I have been offline for the past several days, the reason for which I may write about later. For now, I am taking the liberty of reproducing the excellent lead letter appearing in the print edition of today's Star in which the writer, Dr. Robert Bahlieda, offers some penetrating insights into the significance of what is happening at the Electo-Motive plant in London, Ontario.
The lockout of the Caterpillar workers in London, Ont. reflects the brave new world of neoliberalism, an extreme right-wing ideology that has taken over Western and global society in the last 25 years.
It is a white, elitist, winner-take-all philosophy that emphasizes tax cuts, competition, de-regulated free markets, toothless labour protections, sharply reduced wages and limited social program funding. This has become the new normal under the mantra of globalization.
In this theory, according to its propaganda, North American working people are always to blame for the economy’s problems through their unwillingness to work for paltry wages without benefits, pensions or full-time jobs. They are also viewed as ingrates who scoff at low-paid work and foolishly demand civil and human rights as employees.
They hold the deluded belief that the world should be a place where society works for the well-being of all rather than the few. They are socialists.
Huge multinational corporations like Caterpillar on the other hand are the true aggrieved party in society, always struggling to increase market share and margins for demanding shareholders in order to create more jobs and grow the economy.
Emboldened by a litany of economic crises in the past two decades, the conservative right smells blood in the water and have ramped up their rhetoric, extremism and attacks on working people, minorities and the poor all over the world.
In the Darwinian universe they envision and believe in governments should drop the charade of democracy and allow business to take over the running of the world. Effectively this is already happening through globalization and free trade agreements, while governments have been left to play the roles of castrated eunuchs ministering to the demands of free-enterprise and wringing their conveniently tied hands.

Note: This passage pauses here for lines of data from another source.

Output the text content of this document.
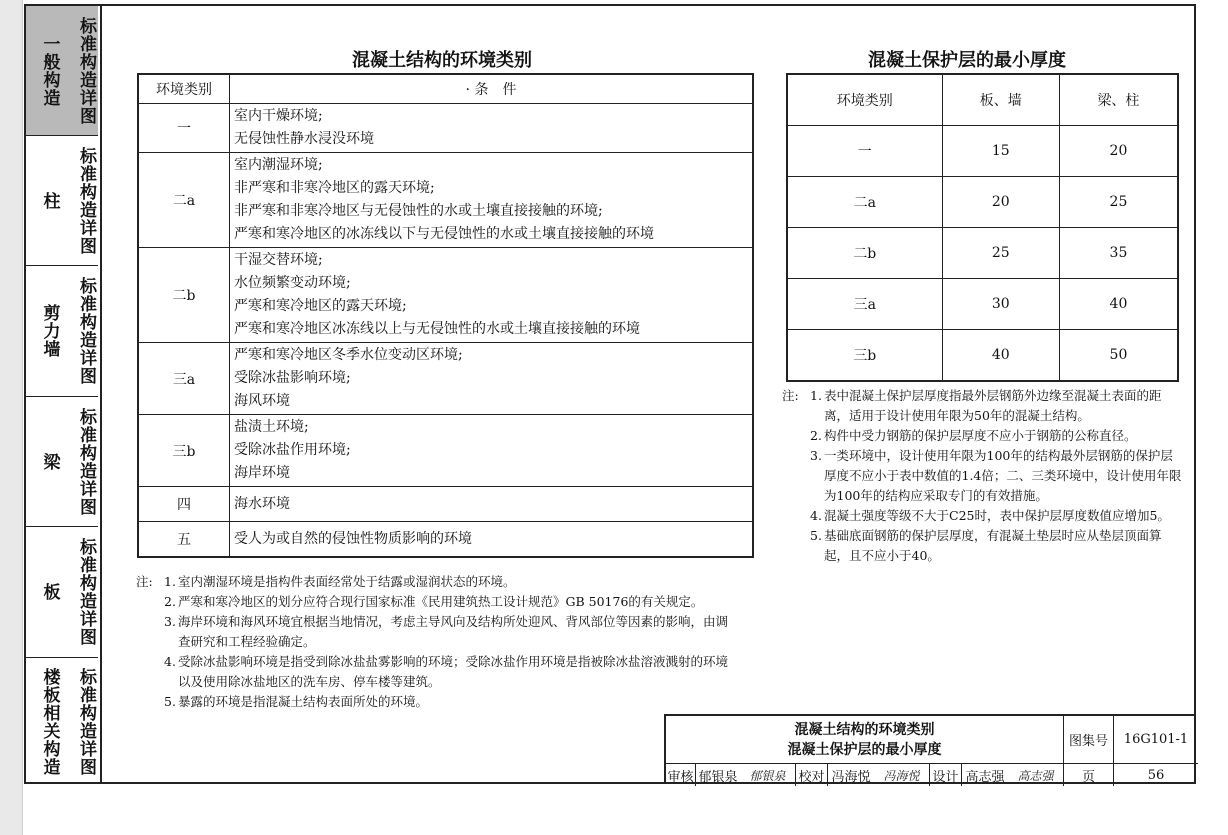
一般构造 标准构造详图
柱 标准构造详图
剪力墙 标准构造详图
梁 标准构造详图
板 标准构造详图
楼板相关构造 标准构造详图
混凝土结构的环境类别
环境类别	· 条　件
一	室内干燥环境;
无侵蚀性静水浸没环境

二a	室内潮湿环境;
非严寒和非寒冷地区的露天环境;
非严寒和非寒冷地区与无侵蚀性的水或土壤直接接触的环境;
严寒和寒冷地区的冰冻线以下与无侵蚀性的水或土壤直接接触的环境

二b	干湿交替环境;
水位频繁变动环境;
严寒和寒冷地区的露天环境;
严寒和寒冷地区冰冻线以上与无侵蚀性的水或土壤直接接触的环境

三a	严寒和寒冷地区冬季水位变动区环境;
受除冰盐影响环境;
海风环境

三b	盐渍土环境;
受除冰盐作用环境;
海岸环境

四	海水环境

五	受人为或自然的侵蚀性物质影响的环境
注: 1. 室内潮湿环境是指构件表面经常处于结露或湿润状态的环境。
2. 严寒和寒冷地区的划分应符合现行国家标准《民用建筑热工设计规范》GB 50176的有关规定。
3. 海岸环境和海风环境宜根据当地情况，考虑主导风向及结构所处迎风、背风部位等因素的影响，由调查研究和工程经验确定。
4. 受除冰盐影响环境是指受到除冰盐盐雾影响的环境；受除冰盐作用环境是指被除冰盐溶液溅射的环境以及使用除冰盐地区的洗车房、停车楼等建筑。
5. 暴露的环境是指混凝土结构表面所处的环境。
混凝土保护层的最小厚度
环境类别	板、墙	梁、柱
一	15	20
二a	20	25
二b	25	35
三a	30	40
三b	40	50
注: 1. 表中混凝土保护层厚度指最外层钢筋外边缘至混凝土表面的距离，适用于设计使用年限为50年的混凝土结构。
2. 构件中受力钢筋的保护层厚度不应小于钢筋的公称直径。
3. 一类环境中，设计使用年限为100年的结构最外层钢筋的保护层厚度不应小于表中数值的1.4倍；二、三类环境中，设计使用年限为100年的结构应采取专门的有效措施。
4. 混凝土强度等级不大于C25时，表中保护层厚度数值应增加5。
5. 基础底面钢筋的保护层厚度，有混凝土垫层时应从垫层顶面算起，且不应小于40。
混凝土结构的环境类别
混凝土保护层的最小厚度	图集号	16G101-1
审核 郁银泉 郁银泉 校对 冯海悦	冯海悦 设计 高志强	高志强	页	56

It is a world where any job is a good job and those who fight for living wages are branded obstructionists or left-wing radicals. It is a world where anyone who resists authority is demonized. It is a world where the private-sector media takes on the social conscience and investigative roles that are the responsibility of democratic governments to protect citizens from the rapacious greed of free marketeers and others who would exploit society for their own gain. It is a world where the many toil for the few and are thankful for doing so.
Instead of being outraged by this situation and giving broad public support to movements like the Occupy flash protests, we sit passively by while we celebrate these corporate titans as though they were mythical gods benevolently dispensing wise, paternal advice to us all.
It is a Milton Friedman world of democracy through capitalism. In the 1960s this situation would have induced millions of people of all ages, colours and backgrounds to occupy every public space around the world — and politicians and governments would have been compelled to listen.
Instead, today we change the channel and move on. Democracy is going away with a whimper. It is the world of the Tea Party, the federal Conservatives and Mayor Rob Ford. Welcome to the brave new world of the London, Ont. Caterpillar workers.